Location, location: How Grant Wilckens built Australia’s largest holiday park business

It’s a long way from working for a bank to owning and operating caravan parks. But six years ago, Grant Wilckens gave up his corporate finance lifestyle to pursue a dream of owning his own business. The 39-year-old South Australian is the co-founder and chief executive of Discovery Holiday Parks, Australia’s largest owner and operator of lifestyle parks. The company now turns over $75 million a year from its own assets and a further $45 million from managed assets.

I’m a chartered accountant by trade and I have a corporate finance background, working for firms like KPMG and NM Rothschild & Sons. I was working very long hours for big banks and making them and myself a lot of money.

I wanted to start my own business but I wasn’t sure what it should be at that stage. I moved back to Australia in 2002 and got a job while I worked out what I wanted to do.

I joined forces with two older gentlemen, and the caravan park industry was where we decided we wanted to be. The caravan park industry was largely a cottage industry and it wasn’t yet corporatised. It is a fairly unsophisticated industry and at the end of the day, it’s about managing caravan parks.

We run a hotel management company in the caravan park industry. The industry is quite unsophisticated and most parks charge the same tariffs regardless of occupancy. But we run a professional hotel management business, so our tariffs go up as occupancy rates go up.

We currently own 32 properties. Over the years we have bought over 50 properties and sold over 20. We bought another one last week—the Tannum Beach Caravan Village on the central Queensland coast.

It happens a lot in business that people don’t take a professional approach to their assets. We are professional investors and we have a very clear strategy about what we want. If we have developed a property the best we can and we think someone else can manage the property better or we want to put the capital elsewhere, we’ll sell.

I think my background certainly helps running a business this size. We now employ over 600 staff.

When I started out, my background helped me with the capital structure. We started off with about $50 million of property from day one, so we needed to raise capital quickly. I was able to make money and I knew how to deal with banks and raise capital.

Running my own business was a bit of a shock. I didn’t realise how full on it would be. Initially I was everything: the financial controller, the human relations manager, the marketing manager. I was pretty much doing everything.

We started out with just two of us, sharing one desk and one phone.

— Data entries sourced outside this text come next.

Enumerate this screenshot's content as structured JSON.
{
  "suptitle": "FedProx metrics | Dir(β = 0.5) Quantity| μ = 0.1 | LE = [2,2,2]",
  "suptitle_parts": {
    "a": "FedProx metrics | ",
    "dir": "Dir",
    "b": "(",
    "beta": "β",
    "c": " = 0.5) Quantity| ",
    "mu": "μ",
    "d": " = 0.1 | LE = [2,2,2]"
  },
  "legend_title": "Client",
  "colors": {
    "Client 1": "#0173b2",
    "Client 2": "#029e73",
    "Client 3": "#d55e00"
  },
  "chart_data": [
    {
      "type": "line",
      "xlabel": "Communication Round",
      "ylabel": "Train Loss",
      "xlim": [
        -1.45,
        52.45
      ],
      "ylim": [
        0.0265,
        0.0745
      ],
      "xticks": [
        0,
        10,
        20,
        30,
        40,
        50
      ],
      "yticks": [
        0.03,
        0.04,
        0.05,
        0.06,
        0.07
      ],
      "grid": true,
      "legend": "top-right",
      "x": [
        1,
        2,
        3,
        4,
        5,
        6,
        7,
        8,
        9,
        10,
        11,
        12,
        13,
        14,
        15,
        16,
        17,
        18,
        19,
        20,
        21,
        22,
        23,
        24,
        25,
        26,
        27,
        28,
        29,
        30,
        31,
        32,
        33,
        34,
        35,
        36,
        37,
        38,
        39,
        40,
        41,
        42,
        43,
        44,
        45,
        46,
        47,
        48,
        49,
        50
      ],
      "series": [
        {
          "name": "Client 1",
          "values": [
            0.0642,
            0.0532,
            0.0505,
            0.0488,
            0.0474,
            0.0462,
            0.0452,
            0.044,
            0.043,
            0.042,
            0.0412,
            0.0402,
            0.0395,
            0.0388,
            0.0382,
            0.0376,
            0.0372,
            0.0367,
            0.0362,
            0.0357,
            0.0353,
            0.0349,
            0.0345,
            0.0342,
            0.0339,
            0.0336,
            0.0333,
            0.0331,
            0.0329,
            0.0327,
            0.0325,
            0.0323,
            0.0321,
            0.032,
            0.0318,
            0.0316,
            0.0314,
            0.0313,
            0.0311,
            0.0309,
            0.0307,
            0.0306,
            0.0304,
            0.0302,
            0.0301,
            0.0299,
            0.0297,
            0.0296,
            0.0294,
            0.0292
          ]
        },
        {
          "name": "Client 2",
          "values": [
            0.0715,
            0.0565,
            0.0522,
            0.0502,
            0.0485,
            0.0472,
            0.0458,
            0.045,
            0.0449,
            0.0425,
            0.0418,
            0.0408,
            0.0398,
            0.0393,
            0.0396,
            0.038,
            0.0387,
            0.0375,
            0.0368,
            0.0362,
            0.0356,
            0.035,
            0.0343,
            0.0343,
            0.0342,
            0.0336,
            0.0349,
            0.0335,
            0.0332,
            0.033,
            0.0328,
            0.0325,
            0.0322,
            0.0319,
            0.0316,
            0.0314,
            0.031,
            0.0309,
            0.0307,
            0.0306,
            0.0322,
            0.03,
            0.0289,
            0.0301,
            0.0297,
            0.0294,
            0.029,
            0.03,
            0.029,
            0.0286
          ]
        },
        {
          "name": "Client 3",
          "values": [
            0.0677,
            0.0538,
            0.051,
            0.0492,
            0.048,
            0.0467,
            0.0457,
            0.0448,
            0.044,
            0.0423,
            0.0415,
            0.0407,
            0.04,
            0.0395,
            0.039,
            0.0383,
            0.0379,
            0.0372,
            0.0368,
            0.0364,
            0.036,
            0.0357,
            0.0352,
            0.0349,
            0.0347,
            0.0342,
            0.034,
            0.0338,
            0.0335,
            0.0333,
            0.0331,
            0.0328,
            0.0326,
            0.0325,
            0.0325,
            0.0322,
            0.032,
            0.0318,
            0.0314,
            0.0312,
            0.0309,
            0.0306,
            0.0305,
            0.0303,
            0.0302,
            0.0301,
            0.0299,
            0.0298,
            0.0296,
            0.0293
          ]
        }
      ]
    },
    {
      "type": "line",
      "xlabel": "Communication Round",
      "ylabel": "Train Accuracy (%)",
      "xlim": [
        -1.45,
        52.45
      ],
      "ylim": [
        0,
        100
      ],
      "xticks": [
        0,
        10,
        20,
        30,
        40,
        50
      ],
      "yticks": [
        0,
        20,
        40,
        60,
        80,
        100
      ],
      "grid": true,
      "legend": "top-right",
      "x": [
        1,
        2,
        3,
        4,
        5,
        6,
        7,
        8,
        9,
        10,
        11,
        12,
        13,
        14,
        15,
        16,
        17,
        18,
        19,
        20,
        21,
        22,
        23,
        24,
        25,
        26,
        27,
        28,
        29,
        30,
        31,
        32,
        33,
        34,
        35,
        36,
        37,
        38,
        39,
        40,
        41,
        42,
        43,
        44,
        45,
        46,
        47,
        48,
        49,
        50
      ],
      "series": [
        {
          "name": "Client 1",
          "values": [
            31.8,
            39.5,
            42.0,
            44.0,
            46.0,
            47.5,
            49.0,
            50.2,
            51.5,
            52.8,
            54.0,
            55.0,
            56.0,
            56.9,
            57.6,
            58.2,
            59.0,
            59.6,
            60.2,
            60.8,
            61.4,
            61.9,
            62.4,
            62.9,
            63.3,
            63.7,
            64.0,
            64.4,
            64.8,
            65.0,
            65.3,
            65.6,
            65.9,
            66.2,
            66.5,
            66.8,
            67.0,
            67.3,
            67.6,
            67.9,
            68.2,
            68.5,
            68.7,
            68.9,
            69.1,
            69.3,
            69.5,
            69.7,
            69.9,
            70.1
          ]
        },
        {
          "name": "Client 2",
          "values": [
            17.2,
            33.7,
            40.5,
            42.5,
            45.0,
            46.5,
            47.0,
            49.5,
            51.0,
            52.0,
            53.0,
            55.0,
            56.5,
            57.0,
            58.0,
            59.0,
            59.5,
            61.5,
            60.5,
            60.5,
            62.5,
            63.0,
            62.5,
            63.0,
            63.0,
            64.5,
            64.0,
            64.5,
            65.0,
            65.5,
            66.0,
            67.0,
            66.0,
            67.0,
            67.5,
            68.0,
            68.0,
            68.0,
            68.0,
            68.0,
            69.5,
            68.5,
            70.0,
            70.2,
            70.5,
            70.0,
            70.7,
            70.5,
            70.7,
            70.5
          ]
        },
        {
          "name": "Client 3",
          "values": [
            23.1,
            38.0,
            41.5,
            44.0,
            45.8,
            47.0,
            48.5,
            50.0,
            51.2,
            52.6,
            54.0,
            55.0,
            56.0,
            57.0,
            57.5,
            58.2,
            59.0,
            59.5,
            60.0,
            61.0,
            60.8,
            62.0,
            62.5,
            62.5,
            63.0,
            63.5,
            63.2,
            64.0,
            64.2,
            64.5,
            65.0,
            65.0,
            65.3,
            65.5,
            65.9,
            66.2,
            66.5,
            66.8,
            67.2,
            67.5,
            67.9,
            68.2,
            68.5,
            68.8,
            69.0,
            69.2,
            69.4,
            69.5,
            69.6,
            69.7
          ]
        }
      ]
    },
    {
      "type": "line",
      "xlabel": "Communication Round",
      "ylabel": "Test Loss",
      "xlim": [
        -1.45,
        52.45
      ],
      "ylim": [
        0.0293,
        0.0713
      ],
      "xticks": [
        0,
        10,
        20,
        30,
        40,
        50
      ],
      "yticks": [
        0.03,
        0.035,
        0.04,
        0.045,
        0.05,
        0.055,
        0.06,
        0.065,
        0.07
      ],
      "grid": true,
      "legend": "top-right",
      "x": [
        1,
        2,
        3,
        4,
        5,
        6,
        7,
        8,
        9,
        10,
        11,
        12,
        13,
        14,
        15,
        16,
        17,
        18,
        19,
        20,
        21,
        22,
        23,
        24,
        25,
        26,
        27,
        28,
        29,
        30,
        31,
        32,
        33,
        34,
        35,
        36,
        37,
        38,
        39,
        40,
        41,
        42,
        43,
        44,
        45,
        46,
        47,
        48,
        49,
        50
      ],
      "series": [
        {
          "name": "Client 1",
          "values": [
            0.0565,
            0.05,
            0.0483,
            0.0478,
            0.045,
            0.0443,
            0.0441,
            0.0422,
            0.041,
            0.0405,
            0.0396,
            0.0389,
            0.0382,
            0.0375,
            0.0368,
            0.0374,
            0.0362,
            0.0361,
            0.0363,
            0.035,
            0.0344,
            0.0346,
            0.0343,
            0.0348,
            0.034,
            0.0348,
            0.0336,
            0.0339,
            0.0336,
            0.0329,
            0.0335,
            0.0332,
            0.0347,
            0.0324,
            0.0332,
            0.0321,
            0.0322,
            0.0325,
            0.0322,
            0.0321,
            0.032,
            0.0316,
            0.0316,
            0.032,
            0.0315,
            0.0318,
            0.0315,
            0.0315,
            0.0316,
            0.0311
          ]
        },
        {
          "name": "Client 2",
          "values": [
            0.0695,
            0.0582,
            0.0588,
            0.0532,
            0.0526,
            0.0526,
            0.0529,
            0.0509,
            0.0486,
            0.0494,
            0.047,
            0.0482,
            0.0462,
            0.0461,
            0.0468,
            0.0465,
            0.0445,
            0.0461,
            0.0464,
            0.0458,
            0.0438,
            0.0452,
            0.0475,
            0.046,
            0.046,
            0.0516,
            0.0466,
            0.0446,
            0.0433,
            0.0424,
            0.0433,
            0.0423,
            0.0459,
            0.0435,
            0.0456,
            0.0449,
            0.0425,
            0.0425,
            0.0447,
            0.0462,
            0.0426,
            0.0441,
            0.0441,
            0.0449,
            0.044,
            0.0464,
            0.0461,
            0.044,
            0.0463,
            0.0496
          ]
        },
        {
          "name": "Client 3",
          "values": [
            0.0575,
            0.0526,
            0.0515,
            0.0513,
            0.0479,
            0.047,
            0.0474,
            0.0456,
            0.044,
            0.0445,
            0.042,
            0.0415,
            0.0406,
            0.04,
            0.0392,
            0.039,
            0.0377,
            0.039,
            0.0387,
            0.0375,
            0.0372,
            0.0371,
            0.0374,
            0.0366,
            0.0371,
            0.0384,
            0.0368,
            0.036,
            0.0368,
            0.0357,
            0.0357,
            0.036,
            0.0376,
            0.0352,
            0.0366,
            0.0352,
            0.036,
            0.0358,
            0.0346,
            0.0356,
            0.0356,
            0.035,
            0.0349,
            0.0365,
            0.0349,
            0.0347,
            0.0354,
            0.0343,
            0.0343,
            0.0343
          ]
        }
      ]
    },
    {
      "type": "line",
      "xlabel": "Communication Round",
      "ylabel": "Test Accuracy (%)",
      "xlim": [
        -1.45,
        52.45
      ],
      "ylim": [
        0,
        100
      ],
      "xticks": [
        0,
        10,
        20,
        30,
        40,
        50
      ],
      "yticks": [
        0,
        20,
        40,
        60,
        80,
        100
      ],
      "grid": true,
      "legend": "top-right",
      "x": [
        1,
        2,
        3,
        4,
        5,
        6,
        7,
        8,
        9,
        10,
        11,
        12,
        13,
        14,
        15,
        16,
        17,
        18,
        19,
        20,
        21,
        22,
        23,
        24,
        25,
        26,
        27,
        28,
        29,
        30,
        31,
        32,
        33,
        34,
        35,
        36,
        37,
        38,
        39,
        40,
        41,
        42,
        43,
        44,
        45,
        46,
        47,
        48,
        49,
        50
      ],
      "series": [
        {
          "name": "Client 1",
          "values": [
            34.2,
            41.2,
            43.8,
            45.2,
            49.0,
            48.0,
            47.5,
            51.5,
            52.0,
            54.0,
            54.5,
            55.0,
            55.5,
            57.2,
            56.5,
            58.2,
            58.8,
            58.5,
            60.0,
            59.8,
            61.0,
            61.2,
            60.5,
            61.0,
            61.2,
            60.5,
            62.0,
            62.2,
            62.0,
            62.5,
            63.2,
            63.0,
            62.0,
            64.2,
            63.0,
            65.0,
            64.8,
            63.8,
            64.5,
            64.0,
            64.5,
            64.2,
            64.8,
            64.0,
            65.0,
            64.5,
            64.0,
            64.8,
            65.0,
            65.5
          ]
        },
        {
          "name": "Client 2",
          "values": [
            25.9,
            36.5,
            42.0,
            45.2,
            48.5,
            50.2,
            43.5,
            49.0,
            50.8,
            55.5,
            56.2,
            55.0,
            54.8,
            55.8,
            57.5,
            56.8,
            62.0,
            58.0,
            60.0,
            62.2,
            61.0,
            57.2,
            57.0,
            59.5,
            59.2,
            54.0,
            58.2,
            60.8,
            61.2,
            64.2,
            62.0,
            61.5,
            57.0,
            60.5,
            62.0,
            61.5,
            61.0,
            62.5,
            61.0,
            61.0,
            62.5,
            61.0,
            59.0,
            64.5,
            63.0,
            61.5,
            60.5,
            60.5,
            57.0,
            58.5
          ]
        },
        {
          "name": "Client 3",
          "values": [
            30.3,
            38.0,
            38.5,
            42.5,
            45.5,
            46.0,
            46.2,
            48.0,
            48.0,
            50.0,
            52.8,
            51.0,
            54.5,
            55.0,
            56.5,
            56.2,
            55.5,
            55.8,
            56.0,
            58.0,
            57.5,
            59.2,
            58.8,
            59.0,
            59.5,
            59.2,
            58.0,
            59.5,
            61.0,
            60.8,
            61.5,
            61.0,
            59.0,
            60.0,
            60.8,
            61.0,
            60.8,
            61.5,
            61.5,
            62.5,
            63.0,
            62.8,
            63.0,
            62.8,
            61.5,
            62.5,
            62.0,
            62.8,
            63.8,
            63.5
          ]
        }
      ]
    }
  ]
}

We used to try to make the company seem much bigger than it was by answering the phone, putting people on hold and then passing the receiver to each other.

I came from a lucrative financial career and for the first three or four years I was looking at my investment banking friends and thinking: “Why did I do this?”

I describe it to some people as like running on a treadmill. Because you’ve invested your own money, you can’t walk away. The treadmill just goes faster and faster. Sometimes you want to give up but everything, your house, is on the line. You have to persist and eventually things will come around.

I look at my investment banking friends now and I’m starting to catch some of them and even take over them.

I invested everything I had into the business. And then I went about leveraging bank debt. It was all pretty scary at the start. We’re based in Adelaide but I basically moved to Sydney for three months and walked the streets presenting my vision to investors. We had the properties but were yet to really start the business so it was a bit like venture capital.

Sunsuper bought a majority stake in Discovery Holiday Parks in February and we’re now owned by a massive super fund. I have taken some capital out of the business but I still have a significant investment in the business. We now have a very stable, long-term strategic shareholder.